TR|EN
Güncel
Steelorbis
Depreme Dayanıklı Binalar
E-Bülten Aboneliği
Tevfik Seno Arda Lisesi
Yayınlar > Çelik Yapılar
Sayı: 81 - Mart - Nisan 2023

Teknik Makale


AVRUPA YEŞİL MUTABAKATI VE EKONOMİYE YANSIMALARI

İstanbul Bilgi Üniversitesi Ekonomi Bölümünden Prof. Dr. Ayşe Uyduranoğlu, Avrupa Yeşil Mutabakatı’nın ekonomi alanındaki etkilerini, Türkiye başta olmak üzere Avrupa Birliği ile ticaret yapan ülkeler açısından irdeledi.

Ekolojik Sürdürülebilirlik
Çevre sorunları, yol açtığı etkiler nedeni ile ekonomileri tehdit eden en önemli sorunlardan biri haline gelmiştir. Dünya Ekonomik Forumu tarafından hazırlanan 2023 Küresel Riskler Raporu’na göre1, aşırı hava olayları ve iklim değişikliği ile yeterince mücadele edememek gelecek iki yıl içinde en önemli beş risk olarak algılanırken, gelecek on yıl içinde iklim değişikliği ile yeterince mücadele edememek ilk sırada olmak üzere, çevre ile ilgili farklı sorunlar ilk beş sırada yer alan riskler olarak belirtilmiştir. Sürdürülebilir kalkınmanın üç koşulundan biri olan ekolojik sürdürülebilirlik (diğer ikisi ekonomik ve sosyal sürdürülebilirlik), çevre ve ekonomik aktiviteler arasındaki ilişkinin nasıl olması gerektiğini tanımlar.

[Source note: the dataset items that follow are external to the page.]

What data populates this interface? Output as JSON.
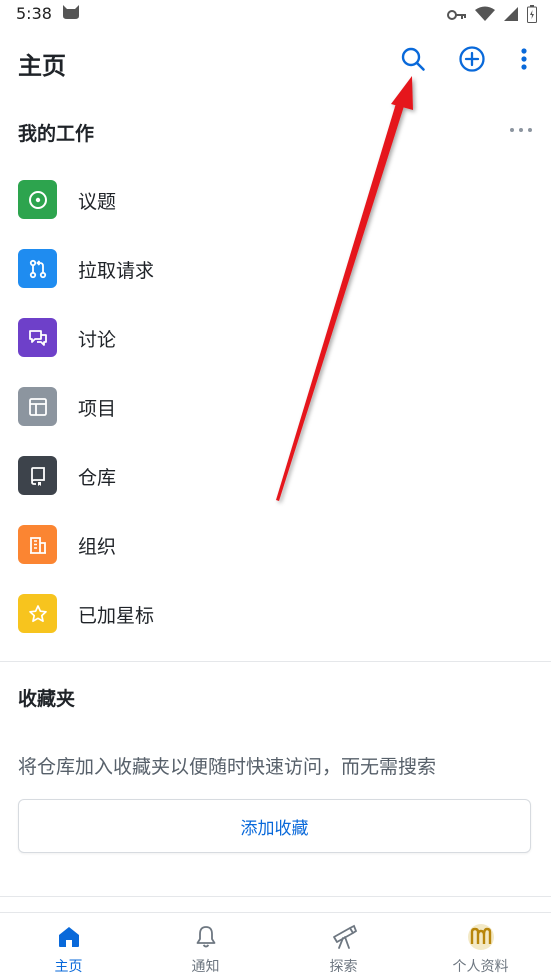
{
  "status": {
    "time": "5:38"
  },
  "header": {
    "title": "主页"
  },
  "my_work": {
    "title": "我的工作",
    "items": [
      {
        "label": "议题",
        "color": "#2da44e",
        "icon": "issue-icon"
      },
      {
        "label": "拉取请求",
        "color": "#1f8cf0",
        "icon": "pull-request-icon"
      },
      {
        "label": "讨论",
        "color": "#6e40c9",
        "icon": "discussion-icon"
      },
      {
        "label": "项目",
        "color": "#8c959f",
        "icon": "project-icon"
      },
      {
        "label": "仓库",
        "color": "#3d434b",
        "icon": "repo-icon"
      },
      {
        "label": "组织",
        "color": "#fb8532",
        "icon": "organization-icon"
      },
      {
        "label": "已加星标",
        "color": "#f7c41e",
        "icon": "star-icon"
      }
    ]
  },
  "favorites": {
    "title": "收藏夹",
    "description": "将仓库加入收藏夹以便随时快速访问，而无需搜索",
    "button": "添加收藏"
  },
  "bottom_nav": {
    "items": [
      {
        "label": "主页",
        "icon": "home-icon",
        "active": true
      },
      {
        "label": "通知",
        "icon": "bell-icon",
        "active": false
      },
      {
        "label": "探索",
        "icon": "telescope-icon",
        "active": false
      },
      {
        "label": "个人资料",
        "icon": "avatar-icon",
        "active": false
      }
    ]
  },
  "colors": {
    "accent": "#0969da",
    "annotation_arrow": "#e5161d"
  }
}
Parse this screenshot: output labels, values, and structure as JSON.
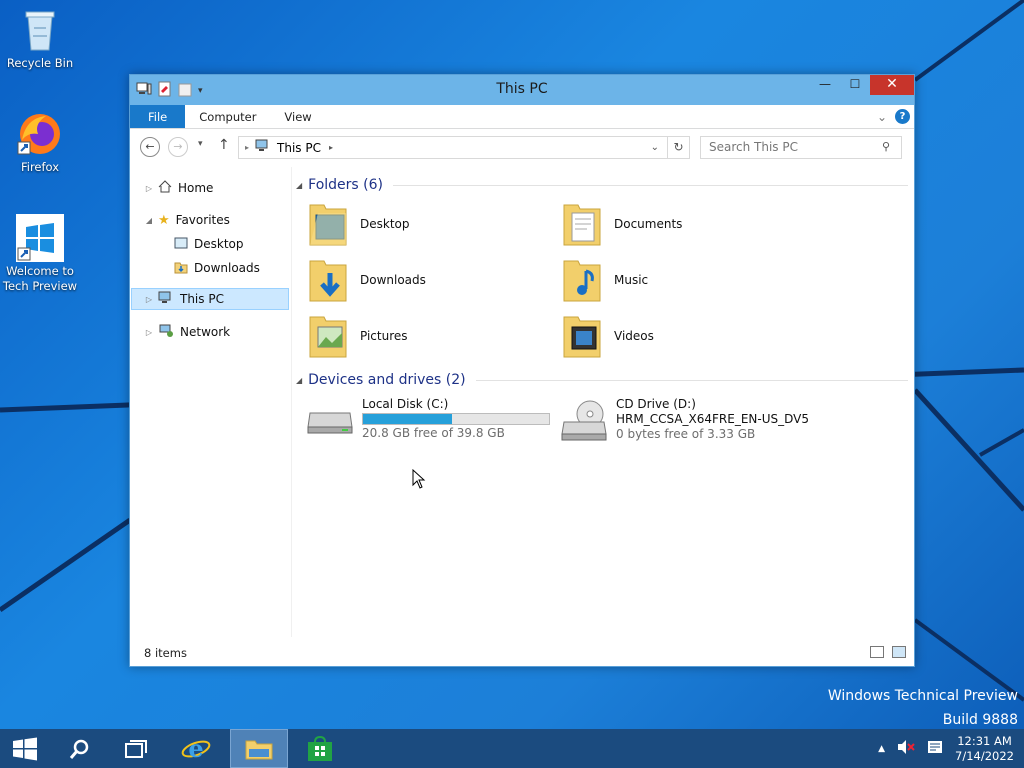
{
  "desktop": {
    "icons": [
      {
        "label": "Recycle Bin"
      },
      {
        "label": "Firefox"
      },
      {
        "label": "Welcome to Tech Preview"
      }
    ],
    "watermark": {
      "line1": "Windows Technical Preview",
      "line2": "Build 9888"
    }
  },
  "window": {
    "title": "This PC",
    "controls": {
      "minimize": "—",
      "maximize": "☐",
      "close": "✕"
    },
    "ribbon": {
      "tabs": [
        "File",
        "Computer",
        "View"
      ],
      "help": "?"
    },
    "address": {
      "location": "This PC"
    },
    "search": {
      "placeholder": "Search This PC"
    },
    "nav": {
      "home": "Home",
      "favorites": "Favorites",
      "desktop": "Desktop",
      "downloads": "Downloads",
      "this_pc": "This PC",
      "network": "Network"
    },
    "folders_header": "Folders (6)",
    "folders": [
      {
        "label": "Desktop",
        "icon": "desktop-folder-icon"
      },
      {
        "label": "Documents",
        "icon": "documents-folder-icon"
      },
      {
        "label": "Downloads",
        "icon": "downloads-folder-icon"
      },
      {
        "label": "Music",
        "icon": "music-folder-icon"
      },
      {
        "label": "Pictures",
        "icon": "pictures-folder-icon"
      },
      {
        "label": "Videos",
        "icon": "videos-folder-icon"
      }
    ],
    "devices_header": "Devices and drives (2)",
    "drives": [
      {
        "name": "Local Disk (C:)",
        "detail": "",
        "free": "20.8 GB free of 39.8 GB",
        "used_fraction": 0.48
      },
      {
        "name": "CD Drive (D:)",
        "detail": "HRM_CCSA_X64FRE_EN-US_DV5",
        "free": "0 bytes free of 3.33 GB"
      }
    ],
    "status": "8 items"
  },
  "taskbar": {
    "time": "12:31 AM",
    "date": "7/14/2022"
  },
  "colors": {
    "accent": "#1979ca",
    "selection": "#cce8ff",
    "close": "#c7342b",
    "drive_bar": "#26a0da"
  }
}
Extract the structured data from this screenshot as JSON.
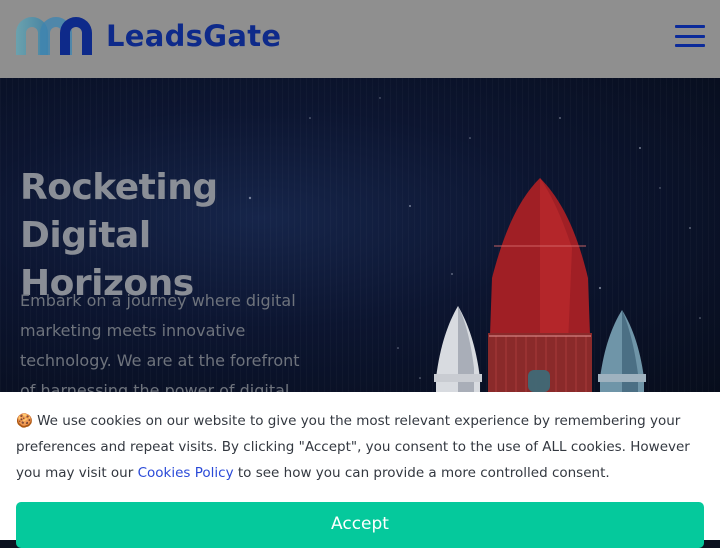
{
  "header": {
    "brand": "LeadsGate",
    "logo_icon": "leadsgate-logo-icon",
    "menu_icon": "hamburger-menu-icon"
  },
  "hero": {
    "title_line1": "Rocketing Digital",
    "title_line2": "Horizons",
    "description": "Embark on a journey where digital marketing meets innovative technology. We are at the forefront of harnessing the power of digital"
  },
  "cookie_banner": {
    "icon": "🍪",
    "text_before_link": " We use cookies on our website to give you the most relevant experience by remembering your preferences and repeat visits. By clicking \"Accept\", you consent to the use of ALL cookies. However you may visit our ",
    "link_label": "Cookies Policy",
    "text_after_link": " to see how you can provide a more controlled consent.",
    "accept_label": "Accept"
  },
  "colors": {
    "brand_blue": "#0e2a8a",
    "accept_green": "#05c99c",
    "link_blue": "#2a4ad8"
  }
}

Çevre ve ekonomik aktiviteler arasında iki yönlü bir akış var. İlk akış, çevreden ekonomik aktivitelere doğrudur; çevre, ekonomik aktiviteler için doğal kaynak girdilerinin tedarikçisidir. İkinci akışın yönü ise ekonomik aktivitelerden çevreye doğrudur. Her türlü ekonomik aktiviteye (üretim ve/veya tüketim) bağlı olarak ortaya çıkan atıklar, bedel ödemeden devasa bir atık deposu olarak gördüğümüz çevreye bırakılır. Ekolojik sürdürülebilirliği sağlayabilmek için, her iki akışın da çevrenin kapasitesi ile uyumlu olması gerekir. Bir diğer deyişle, çevreden talep ettiğimiz doğal kaynaklar miktarının çevrenin bu kaynakları yeniden üretme (çevrenin doğal kaynakları yeniden üretebilme yetisi var) ve çevreye saldığımız atık miktarının çevrenin bunları asimile edebilme kapasitesinin üstüne çıkmaması gerekir. Ancak gelişmeler, her iki akışta da çevre kapasitenin üstüne çoktan çıkarak, hem doğal kaynak stoğunun azalmasına hem de çok farklı çevre sorunlarına yol açarak ekolojik sürdürülebilirliği uzun zamandır tehdit ettiğimizi göstermekte. Bu nedenle, daha önceki yıllarda küresel risklerin ilk on sırasında yer alan sorunlar, zaman içinde ilk sıralara doğru kaymış ve özellikle iklim değişikliği sorunu, çözülmesi gereken en önemli küresel risk olarak son birkaç yılda ilk sırada yer almaya başlamıştır.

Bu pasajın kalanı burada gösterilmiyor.